For over six decades James M. Headrick was a key contributor to the success of high-frequency over-the-horizon (OTH) radar, an important advance over conventional microwave radar techniques. High-frequency OTH radar has a range of 2,000 nautical miles and beyond for detecting aircraft, ships, and ballistic missiles and determining the strength of winds that drive ocean waves. Headrick’s pioneering work to develop high-frequency OTH radar began at the U.S. Naval Research Laboratory in the late 1940s. By 1956 the Naval Research Laboratory was the first to successfully demonstrate a Doppler shift technique for detecting aircraft and ships despite the echoes caused by sea clutter. Headrick’s efforts led to the operation of the Naval Research Lab’s MADRE (for magnetic drum radar equipment) OTH radar, located on the western shore of the Chesapeake Bay, in 1961. Headrick demonstrated the detection of aircraft and ships, of nuclear tests, of ballistic missile launches, and the importance of sea echoes. MADRE provided the foundation that led to the U.S. Air Force’s Continental Air Defense radar as well as the U.S Navy’s Relocatable OTH Radar (ROTHR) system, which has been adapted for use by U.S. Customs to detect drug smugglers trying to cross the U.S. border.
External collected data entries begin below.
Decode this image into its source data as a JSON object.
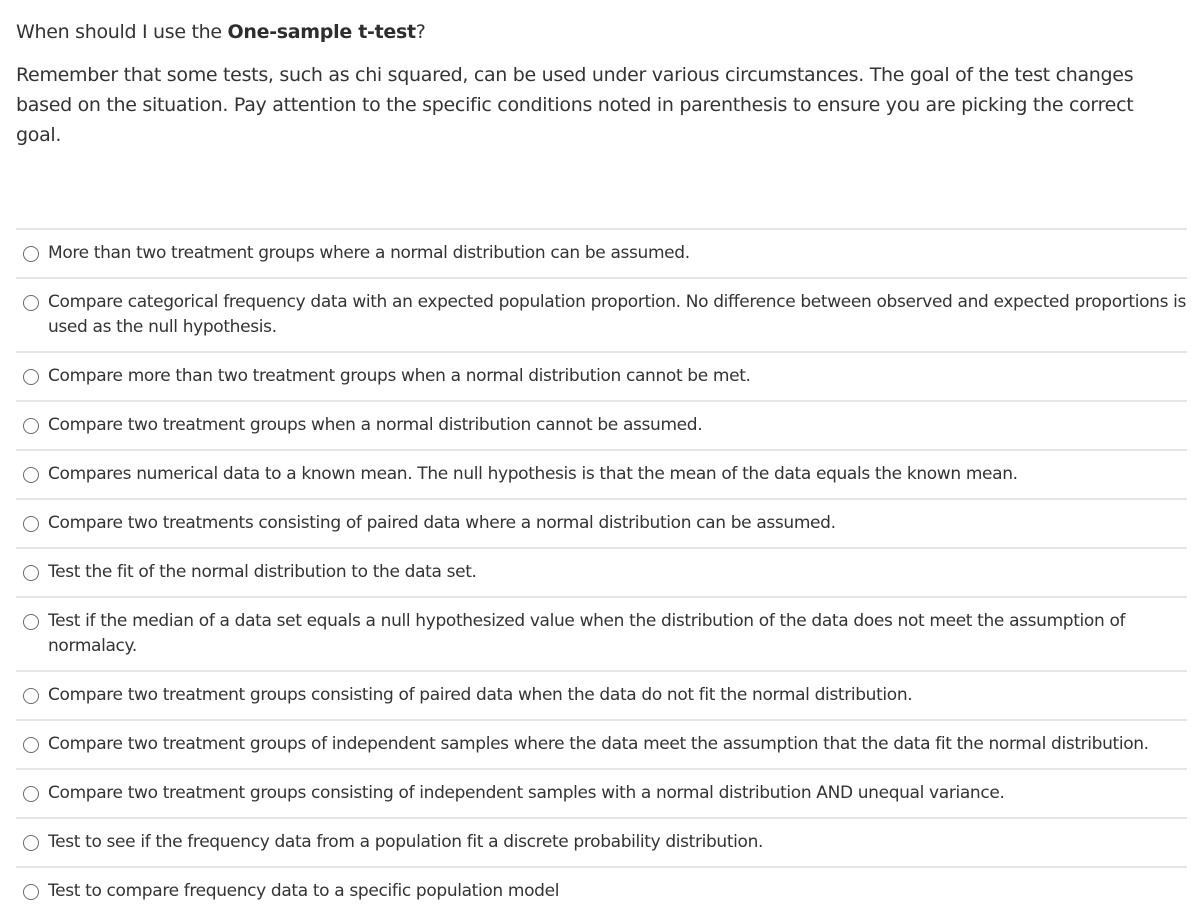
{
  "question": {
    "prompt_prefix": "When should I use the ",
    "prompt_bold": "One-sample t-test",
    "prompt_suffix": "?",
    "instructions": "Remember that some tests, such as chi squared, can be used under various circumstances. The goal of the test changes based on the situation. Pay attention to the specific conditions noted in parenthesis to ensure you are picking the correct goal."
  },
  "options": [
    {
      "label": "More than two treatment groups where a normal distribution can be assumed.",
      "selected": false
    },
    {
      "label": "Compare categorical frequency data with an expected population proportion. No difference between observed and expected proportions is used as the null hypothesis.",
      "selected": false
    },
    {
      "label": "Compare more than two treatment groups when a normal distribution cannot be met.",
      "selected": false
    },
    {
      "label": "Compare two treatment groups when a normal distribution cannot be assumed.",
      "selected": false
    },
    {
      "label": "Compares numerical data to a known mean. The null hypothesis is that the mean of the data equals the known mean.",
      "selected": false
    },
    {
      "label": "Compare two treatments consisting of paired data where a normal distribution can be assumed.",
      "selected": false
    },
    {
      "label": "Test the fit of the normal distribution to the data set.",
      "selected": false
    },
    {
      "label": "Test if the median of a data set equals a null hypothesized value when the distribution of the data does not meet the assumption of normalacy.",
      "selected": false
    },
    {
      "label": "Compare two treatment groups consisting of paired data when the data do not fit the normal distribution.",
      "selected": false
    },
    {
      "label": "Compare two treatment groups of independent samples where the data meet the assumption that the data fit the normal distribution.",
      "selected": false
    },
    {
      "label": "Compare two treatment groups consisting of independent samples with a normal distribution AND unequal variance.",
      "selected": false
    },
    {
      "label": "Test to see if the frequency data from a population fit a discrete probability distribution.",
      "selected": false
    },
    {
      "label": "Test to compare frequency data to a specific population model",
      "selected": false
    }
  ]
}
Headrick’s work has also affected radar systems outside the United States, such as Australia’s Jindalee radar, which is the cornerstone of Australia’s national surveillance system.

An IEEE Life Senior Member, Headrick, who passed away in February 2011, was a retired annuitant research engineer with the U.S. Naval Research Laboratory residing in Stanfield, Ore. He received the IEEE Dennis J. Picard Medal for Radar Technologies and Applications, also in 2011, “For pioneering the international effort to develop high-frequency over-the-horizon radar, combining extraordinary skills in electronics, antenna theory, electromagnetic wave propagation and hands-on experimentation.”